Erdogan in NATO climbdown over Kurds

Syrian Kurdish members of the People's Protection Units (YPG) in 2018. Turkey considers the group terrorists. (AFP/File photo)
  • Erdogan withdrew his demand that the alliance designate Kurdish YPG fighters in Syria terrorists
  • Turkish president had threatened to veto NATO’s defense plan for the Baltics and Poland unless

ANKARA: NATO leaders forced Turkish President Recep Tayyip Erdogan into a humiliating climbdown on Wednesday over his demand that the alliance designate Kurdish YPG fighters in Syria terrorists.
Erdogan had earlier been accused of political blackmail after he threatened to veto NATO’s defense plan for the Baltics and Poland unless he got his way on the YPG.
But at the conclusion of the alliance’s 70th anniversary summit in London on Wednesday, NATO Secretary-General Jens Stoltenberg said Turkey had agreed to approve the plan.
Whether to designate the YPG “a threat” or “a terror group” had not even been discussed at the leaders’ meeting, and disagreements over the issue should not undermine the gains made in the global fight against terrorism, Stoltenberg said. “Despite differences, the allies keep uniting around their core mission, which is protecting each other.”
Many in Turkey wondered what Erdogan had obtained in return for withdrawing his veto, but Lithuanian President Gitanas Nauseda denied any quid pro quo, and welcomed the plan as “a huge achievement for the whole region.”
Burak Bilgehan Ozpek, a political scientist from TOBB University in Ankara, told Arab News: “Removing the blockage is a good decision, but just before the summit Erdogan seemed to be trying to use the NATO forum to solve Turkey’s own foreign policy challenges, which was totally wrong.”

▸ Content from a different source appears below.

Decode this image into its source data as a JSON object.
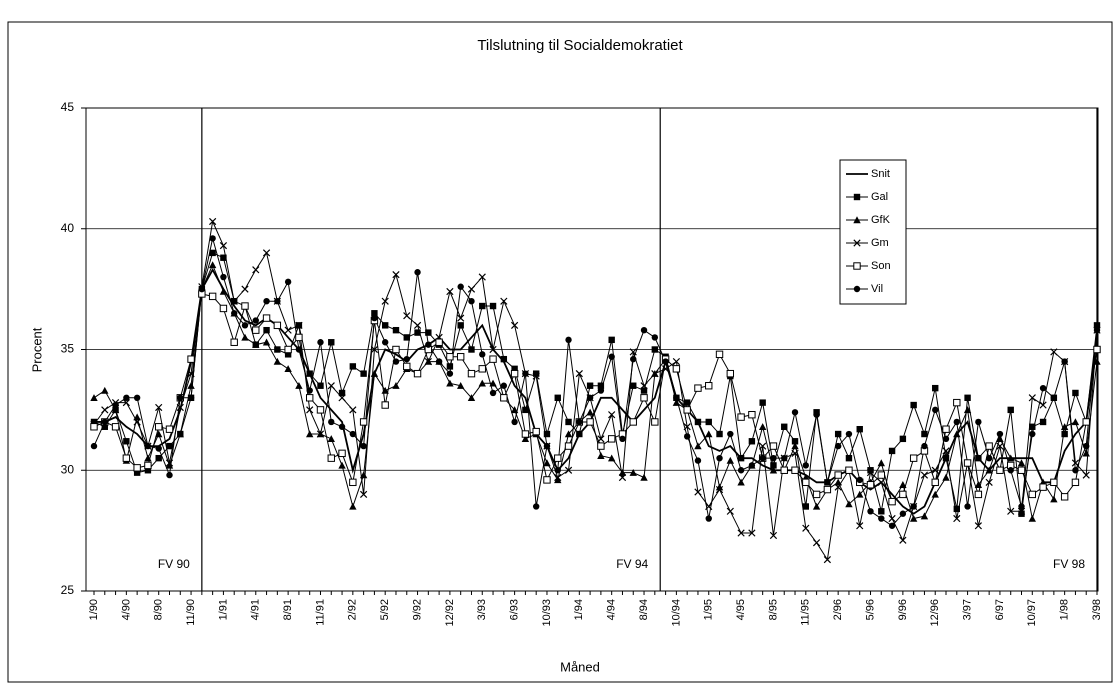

If such tactics ever influenced NATO’s decision-making processes, the alliance could no longer be considered purely a military defense project, instead becoming a mechanism for political wrangling between member countries, Ozpek said.
In the summit’s final declaration, NATO said: “Terrorism in all its forms and manifestations remains a persistent threat to us all. State and non-state actors challenge the rules-based international order.”
That will interest Turkish decision-makers, said Karol Wasilewski, an analyst at the Polish Institute of International Affairs in Warsaw. The aim of Erdogan’s veto gambit was “probably to break Turkey’s isolation over the Syrian issue,” he told Arab News.
“If Turkey … gets at least an assurance that the allies will tone down their criticism of the Syrian operation, or maybe even consider minor financial support for the safe zone, Turkey could argue that the bargain paid off,” he said.